Carlos: Você acredita que, de alguns anos para cá, a pauta sobre diversidade sexual e de gênero tem avançado na educação brasileira ou retrocedemos neste tema?

 

Resposta: Essa é uma pergunta com uma resposta bastante paradoxal. De um lado vemos muitos avanços sobre as discussões sobre as diversidades sexuais e de gênero na educação brasileira, inclusive com muitas políticas públicas sendo implementadas a fim de garantir tais discussões em sala de aula. Porém, por outro lado, observamos que nos últimos anos, houve um recrudescimento muito perigoso nessas discussões e nessas políticas. Cabe destacar que a História da Educação é marcada por um movimento pendular de avanços e retrocessos. Eu acredito que nesse momento específico de profunda crise política, estamos vivendo retrocessos. Discussões que antes eram feitas nas escolas, agora estão sob ataque e os sujeitos

e sujeitas que buscavam trabalhar a sexualidade nas salas de aula estão sob ameaça. É um momento bastante complicado. Os movimentos sociais continuam sustentando a discussão e encorajando os/as docentes a fazê-lo a despeito dessas polêmicas.

 

Carlos: Como a cisheteronormatividade influencia negativamente no percurso estudantil de pessoas LGBTQIAP+? Para você, a escola ainda é um ambiente hostil para pessoas que não se enquadram nesse padrão?

 

Diniz: Sem dúvida a cisheteronormatividade opera os discursos na escola. Ao ser reiterada nos currículos e nas práticas docentes, o percurso estudantil de sujeitos e sujeitas LGBTQIA+ é bastante conturbado. A escola, infelizmente, é um lugar muito hostil para essas pessoas, pois a todo momento, verificam-se práticas discriminatórias com relação às diversidades sexuais. O sujeito e a sujeita LGBTQIA+ sente-se quase que um monstro, pois não corresponde às expectativas da escola, da família e da sociedade cisheteronormativa e isso traz consequências complicadas para o futuro dessas pessoas.

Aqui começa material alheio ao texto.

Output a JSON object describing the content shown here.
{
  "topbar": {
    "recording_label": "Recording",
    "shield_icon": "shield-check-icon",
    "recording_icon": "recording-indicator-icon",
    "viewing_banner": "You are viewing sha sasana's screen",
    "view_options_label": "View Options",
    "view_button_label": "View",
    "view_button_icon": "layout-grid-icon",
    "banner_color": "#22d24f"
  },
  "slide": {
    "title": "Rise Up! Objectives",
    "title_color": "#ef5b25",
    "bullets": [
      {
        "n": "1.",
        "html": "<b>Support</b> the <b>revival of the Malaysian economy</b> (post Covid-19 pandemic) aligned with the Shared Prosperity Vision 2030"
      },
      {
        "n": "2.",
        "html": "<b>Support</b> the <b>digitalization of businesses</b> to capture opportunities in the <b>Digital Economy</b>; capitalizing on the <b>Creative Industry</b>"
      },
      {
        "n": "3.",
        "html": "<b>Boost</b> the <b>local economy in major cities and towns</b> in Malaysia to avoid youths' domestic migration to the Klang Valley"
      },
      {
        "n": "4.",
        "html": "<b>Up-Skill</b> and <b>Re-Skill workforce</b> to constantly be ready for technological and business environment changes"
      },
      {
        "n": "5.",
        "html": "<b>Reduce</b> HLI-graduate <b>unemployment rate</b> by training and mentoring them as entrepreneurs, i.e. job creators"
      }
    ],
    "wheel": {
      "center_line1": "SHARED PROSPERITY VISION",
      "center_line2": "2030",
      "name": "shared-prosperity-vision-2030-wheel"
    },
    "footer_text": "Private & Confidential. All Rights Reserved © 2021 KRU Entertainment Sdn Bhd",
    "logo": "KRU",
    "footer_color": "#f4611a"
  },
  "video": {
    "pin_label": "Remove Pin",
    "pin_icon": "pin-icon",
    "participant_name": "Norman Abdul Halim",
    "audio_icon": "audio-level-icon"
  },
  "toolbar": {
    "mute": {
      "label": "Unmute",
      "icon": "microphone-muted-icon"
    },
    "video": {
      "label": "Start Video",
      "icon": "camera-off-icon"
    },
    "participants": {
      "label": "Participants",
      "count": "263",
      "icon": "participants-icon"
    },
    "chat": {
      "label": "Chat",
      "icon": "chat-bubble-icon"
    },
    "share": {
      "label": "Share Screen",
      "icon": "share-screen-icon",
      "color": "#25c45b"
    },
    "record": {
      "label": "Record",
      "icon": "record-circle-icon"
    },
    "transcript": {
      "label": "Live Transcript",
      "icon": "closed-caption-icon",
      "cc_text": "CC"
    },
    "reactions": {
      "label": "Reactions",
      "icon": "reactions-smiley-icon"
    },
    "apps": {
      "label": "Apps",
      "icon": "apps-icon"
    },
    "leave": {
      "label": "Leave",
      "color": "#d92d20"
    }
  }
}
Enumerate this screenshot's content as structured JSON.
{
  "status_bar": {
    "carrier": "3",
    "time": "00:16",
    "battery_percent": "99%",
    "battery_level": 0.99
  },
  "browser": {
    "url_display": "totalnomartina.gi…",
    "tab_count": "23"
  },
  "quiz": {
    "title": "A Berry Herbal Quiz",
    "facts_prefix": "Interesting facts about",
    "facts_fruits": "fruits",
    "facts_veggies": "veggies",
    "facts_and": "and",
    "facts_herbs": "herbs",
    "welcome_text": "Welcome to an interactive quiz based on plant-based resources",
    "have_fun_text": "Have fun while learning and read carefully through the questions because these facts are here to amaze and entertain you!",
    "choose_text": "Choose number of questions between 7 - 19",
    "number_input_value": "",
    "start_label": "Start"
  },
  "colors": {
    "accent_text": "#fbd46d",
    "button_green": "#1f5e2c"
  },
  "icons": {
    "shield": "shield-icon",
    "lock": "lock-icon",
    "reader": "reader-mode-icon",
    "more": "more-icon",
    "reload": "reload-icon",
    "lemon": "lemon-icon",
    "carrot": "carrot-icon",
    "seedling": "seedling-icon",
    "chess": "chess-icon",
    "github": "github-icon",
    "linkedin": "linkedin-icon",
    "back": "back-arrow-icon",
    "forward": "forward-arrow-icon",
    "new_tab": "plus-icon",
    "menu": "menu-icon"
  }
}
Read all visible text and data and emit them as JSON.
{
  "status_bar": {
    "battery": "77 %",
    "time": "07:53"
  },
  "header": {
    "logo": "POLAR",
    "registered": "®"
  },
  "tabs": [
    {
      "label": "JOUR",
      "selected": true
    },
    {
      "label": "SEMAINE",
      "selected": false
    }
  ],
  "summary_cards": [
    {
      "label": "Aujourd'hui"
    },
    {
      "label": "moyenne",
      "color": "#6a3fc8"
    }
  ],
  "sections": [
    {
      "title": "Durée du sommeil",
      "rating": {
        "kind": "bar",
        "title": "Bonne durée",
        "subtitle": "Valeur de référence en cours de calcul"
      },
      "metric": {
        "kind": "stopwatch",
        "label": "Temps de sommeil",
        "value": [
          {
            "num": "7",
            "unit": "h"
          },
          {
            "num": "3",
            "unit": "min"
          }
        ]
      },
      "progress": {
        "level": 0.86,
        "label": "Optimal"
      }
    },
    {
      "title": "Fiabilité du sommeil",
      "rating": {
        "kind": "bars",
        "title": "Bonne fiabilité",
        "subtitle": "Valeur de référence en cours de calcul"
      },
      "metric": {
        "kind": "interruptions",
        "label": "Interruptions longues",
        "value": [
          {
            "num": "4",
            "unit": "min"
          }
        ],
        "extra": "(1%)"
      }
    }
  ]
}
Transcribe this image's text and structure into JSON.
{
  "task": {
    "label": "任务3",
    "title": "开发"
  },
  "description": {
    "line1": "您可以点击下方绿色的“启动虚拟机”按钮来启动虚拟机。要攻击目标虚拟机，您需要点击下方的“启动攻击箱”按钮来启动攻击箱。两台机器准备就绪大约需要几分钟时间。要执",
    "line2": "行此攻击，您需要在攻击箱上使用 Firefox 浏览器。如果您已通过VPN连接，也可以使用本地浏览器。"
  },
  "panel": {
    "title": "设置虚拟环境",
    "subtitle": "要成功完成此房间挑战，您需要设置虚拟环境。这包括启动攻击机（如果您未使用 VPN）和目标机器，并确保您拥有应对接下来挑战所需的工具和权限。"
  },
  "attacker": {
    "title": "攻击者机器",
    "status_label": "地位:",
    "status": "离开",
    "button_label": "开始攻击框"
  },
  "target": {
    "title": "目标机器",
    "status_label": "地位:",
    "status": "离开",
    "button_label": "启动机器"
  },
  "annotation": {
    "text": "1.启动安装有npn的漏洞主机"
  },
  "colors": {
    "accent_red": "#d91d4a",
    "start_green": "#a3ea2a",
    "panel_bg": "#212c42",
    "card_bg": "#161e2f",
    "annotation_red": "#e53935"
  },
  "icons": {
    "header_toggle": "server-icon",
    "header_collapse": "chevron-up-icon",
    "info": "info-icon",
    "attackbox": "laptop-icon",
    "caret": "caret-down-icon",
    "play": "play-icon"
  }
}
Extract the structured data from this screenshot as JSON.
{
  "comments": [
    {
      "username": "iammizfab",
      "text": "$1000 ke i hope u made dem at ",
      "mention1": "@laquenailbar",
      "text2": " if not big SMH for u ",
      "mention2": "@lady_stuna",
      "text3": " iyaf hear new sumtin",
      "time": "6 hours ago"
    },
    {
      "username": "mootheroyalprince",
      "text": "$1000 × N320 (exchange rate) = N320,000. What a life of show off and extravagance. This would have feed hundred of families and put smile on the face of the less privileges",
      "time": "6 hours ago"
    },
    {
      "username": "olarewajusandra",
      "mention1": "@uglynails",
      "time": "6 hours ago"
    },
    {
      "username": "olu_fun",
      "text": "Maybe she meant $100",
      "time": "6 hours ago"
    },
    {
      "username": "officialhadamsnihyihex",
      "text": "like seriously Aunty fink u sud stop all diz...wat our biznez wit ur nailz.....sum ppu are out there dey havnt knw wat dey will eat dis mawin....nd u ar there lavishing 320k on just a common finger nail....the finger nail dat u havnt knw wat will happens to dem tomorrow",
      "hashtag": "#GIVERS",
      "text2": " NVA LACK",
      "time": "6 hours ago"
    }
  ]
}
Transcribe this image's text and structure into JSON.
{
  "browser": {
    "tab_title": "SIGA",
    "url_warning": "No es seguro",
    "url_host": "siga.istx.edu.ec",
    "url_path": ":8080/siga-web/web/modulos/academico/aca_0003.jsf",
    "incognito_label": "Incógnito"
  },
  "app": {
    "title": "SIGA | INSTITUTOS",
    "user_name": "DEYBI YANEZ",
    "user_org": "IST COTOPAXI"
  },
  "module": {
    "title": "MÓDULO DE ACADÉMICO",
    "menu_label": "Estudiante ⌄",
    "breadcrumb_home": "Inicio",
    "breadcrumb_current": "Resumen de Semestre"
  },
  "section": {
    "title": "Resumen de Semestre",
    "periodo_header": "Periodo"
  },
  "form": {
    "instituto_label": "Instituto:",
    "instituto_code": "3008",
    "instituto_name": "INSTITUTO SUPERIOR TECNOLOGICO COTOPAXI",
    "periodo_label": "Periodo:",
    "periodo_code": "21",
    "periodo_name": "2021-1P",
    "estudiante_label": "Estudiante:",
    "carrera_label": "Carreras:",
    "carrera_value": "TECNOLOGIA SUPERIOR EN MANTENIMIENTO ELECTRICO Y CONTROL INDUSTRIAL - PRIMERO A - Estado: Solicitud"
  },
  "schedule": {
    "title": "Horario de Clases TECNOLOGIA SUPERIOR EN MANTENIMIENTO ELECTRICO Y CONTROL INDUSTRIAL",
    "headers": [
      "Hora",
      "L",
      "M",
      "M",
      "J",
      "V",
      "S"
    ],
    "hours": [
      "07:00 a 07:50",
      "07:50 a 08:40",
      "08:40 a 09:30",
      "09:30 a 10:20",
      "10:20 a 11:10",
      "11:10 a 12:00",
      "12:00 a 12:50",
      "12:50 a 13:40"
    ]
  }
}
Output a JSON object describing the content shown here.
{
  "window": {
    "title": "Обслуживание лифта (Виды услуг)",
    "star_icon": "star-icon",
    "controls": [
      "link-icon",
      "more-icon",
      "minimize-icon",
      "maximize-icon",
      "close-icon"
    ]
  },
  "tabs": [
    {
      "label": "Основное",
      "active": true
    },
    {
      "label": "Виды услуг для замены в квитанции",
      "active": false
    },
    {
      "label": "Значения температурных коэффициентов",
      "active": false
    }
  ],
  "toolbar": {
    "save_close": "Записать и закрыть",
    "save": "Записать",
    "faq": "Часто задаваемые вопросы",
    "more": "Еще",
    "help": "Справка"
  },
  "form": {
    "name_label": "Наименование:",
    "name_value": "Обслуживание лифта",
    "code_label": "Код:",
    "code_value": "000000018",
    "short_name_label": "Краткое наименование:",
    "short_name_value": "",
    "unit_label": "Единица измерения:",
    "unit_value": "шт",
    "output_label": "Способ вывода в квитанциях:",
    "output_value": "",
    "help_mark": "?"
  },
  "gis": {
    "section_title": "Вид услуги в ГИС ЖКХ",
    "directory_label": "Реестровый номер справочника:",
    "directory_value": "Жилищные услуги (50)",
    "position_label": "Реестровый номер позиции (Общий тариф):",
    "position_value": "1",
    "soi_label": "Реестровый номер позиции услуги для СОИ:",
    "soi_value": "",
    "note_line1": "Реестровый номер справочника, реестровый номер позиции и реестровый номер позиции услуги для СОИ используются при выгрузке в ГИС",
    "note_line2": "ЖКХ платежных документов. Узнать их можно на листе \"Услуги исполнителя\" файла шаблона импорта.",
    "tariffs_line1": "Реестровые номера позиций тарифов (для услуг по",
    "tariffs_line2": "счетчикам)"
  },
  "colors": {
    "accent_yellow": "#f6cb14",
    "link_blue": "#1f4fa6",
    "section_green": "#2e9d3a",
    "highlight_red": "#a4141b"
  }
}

Carlos: Quais as consequências a longo prazo das sucessivas violências de gênero e diversidade sexual praticada no âmbito escolar? Sobretudo, ao se olhar para o mercado de trabalho, para a universidade e outros setores da sociedade para onde esses alunos normalmente se direcionam após a conclusão do Ensino Médio?

 

Diniz: As consequências dessas violências atingem várias instâncias: o suicídio, por exemplo, segundo dados da UNESCO, 85% dos jovens LGBT sofrem violência homofóbica e transfóbica nas escolas do país. 45% dos estudantes transexuais desistem da escola em decorrência dessas violências. São dados bastante preocupantes, pois é o futuro dessas pessoas que está em jogo. Além do suicídio, a automutilação, a depressão, o alcoolismo, a ansiedade são algumas consequências observadas. É por conta das violências que muitos sujeitos e sujeitas se direcionam para a prostituição, por exemplo, após o Ensino Médio. Por conta do cenário extremamente transfóbico e homofóbico do mercado de trabalho do país, sujeitos e sujeitas LGBTQIA+ tem menos chances de emprego.

 

Carlos: Como podemos superar a homofobia, a violência de gênero e tantos outros preconceitos que envolvem a diversidade sexual no ambiente escolar? O que falta para que as escolas sejam um ambiente realmente plural, respeitoso e inclusivo?

 

Diniz: Superar essas violências nas escolas é um processo bastante longo e desgastante, porém, precisamos assumir a tarefa de forma implicada. Lutar contra essas violências é função ética e política dos professores e professoras, pois temos que garantir um ambiente de equidade aos nossos alunos e alunas, independentemente de suas orientações sexuais, de gênero, de raça ou de classe social. Temos que prezar pelo respeito sempre, incentivando-o como uma prática de todos e todas e ir além do respeito, trabalhando o consentimento à diferença. Acredito que faltam investimentos e escopo político para que as escolas possam introduzir as discussões sobre gênero e sexualidade em seus projetos pedagógicos, pois sem investimento e sem apoio em uma formação docente qualificada, é muito difícil sustentar essas discussões; a tendência docente tem sido ignorá-las. Precisamos de projetos e pesquisas para conseguir sensibilizar os alunos e alunas e suas famílias para esta discussão, pois é com ela que conseguiremos proporcionar um horizonte de expectativa mais plural, inclusivo e respeitoso. Convidar os movimentos sociais, exibir filmes sobre a temática e propiciar que o tema saia do silenciamento por meio de pesquisas é o que podemos fazer por ora. Nesse período (2020/2022) oriento a pesquisa de Guilherme Soares que visa trabalhar a temática da sexualidade em relação ao discurso pedagógico na região de Mariana. Esperamos após a pesquisa poder contribuir com as escolas da região.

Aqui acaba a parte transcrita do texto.